According to Nelson, many brand-name yogurts used to come in eight-ounce packages, now most of the containers contain six ounces, with some dropping to five ounces.
"Five ounces? I'd have to eat three of those!" she says.
Cereal boxes are also shrinking, she says. Two years ago most brand-name boxed cereals came in 16-ounce boxes, now many are only 14 ounces. Of course the price for these items hasn't changed.
"The quantities have gone down, but the prices have remained flat or increased," says Nelson.
The couponing world has also tightened up, she adds. She suggests bargain hunters pay close attention to coupons’ fine prints. Many manufacturers still offer two-for-one specials or half-off deals, but in order to activate the savings, consumers must purchase 10 participating items.
"They're still letting you have items at the sale price, but now you have to spend more to get it.”
Here are three tips from Nelson to combat rising food prices:
1.) Know the prices of the items you frequently buy. For example, if you know your favorite brand of cereal is usually $3 a box and you see it at your local market for $5, you know that's out of line, she says. "Don't be afraid to look at alternative retail options like no frills discount stores or Wal-Mart. You can still beat the rising costs by being strategic."
2.) Be flexible on brands.
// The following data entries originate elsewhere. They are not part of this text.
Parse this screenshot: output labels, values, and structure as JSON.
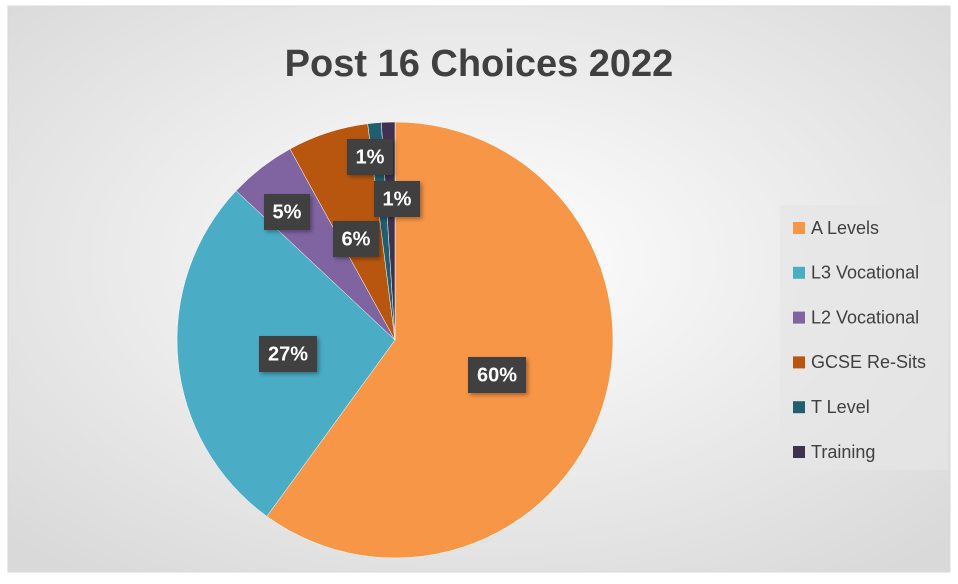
{
  "chart_data": {
    "type": "pie",
    "title": "Post 16 Choices 2022",
    "categories": [
      "A Levels",
      "L3 Vocational",
      "L2 Vocational",
      "GCSE Re-Sits",
      "T Level",
      "Training"
    ],
    "values": [
      60,
      27,
      5,
      6,
      1,
      1
    ],
    "value_labels": [
      "60%",
      "27%",
      "5%",
      "6%",
      "1%",
      "1%"
    ],
    "colors": [
      "#f79646",
      "#4bacc6",
      "#8064a2",
      "#b8560f",
      "#215f6f",
      "#3f3151"
    ],
    "legend": "right"
  }
}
If you notice that your favorite brand has increased its prices, don't be afraid to test out the competition. "You may find another brand you like even more. Don't get too attached to names."
3.) Understand and take advantage of promotions. "You can still manage to pay what you paid a year ago if you take the time to understand how your store's promotions work," she says. "Don't be afraid to ask questions or shop on certain days of the week if you stand to save more money."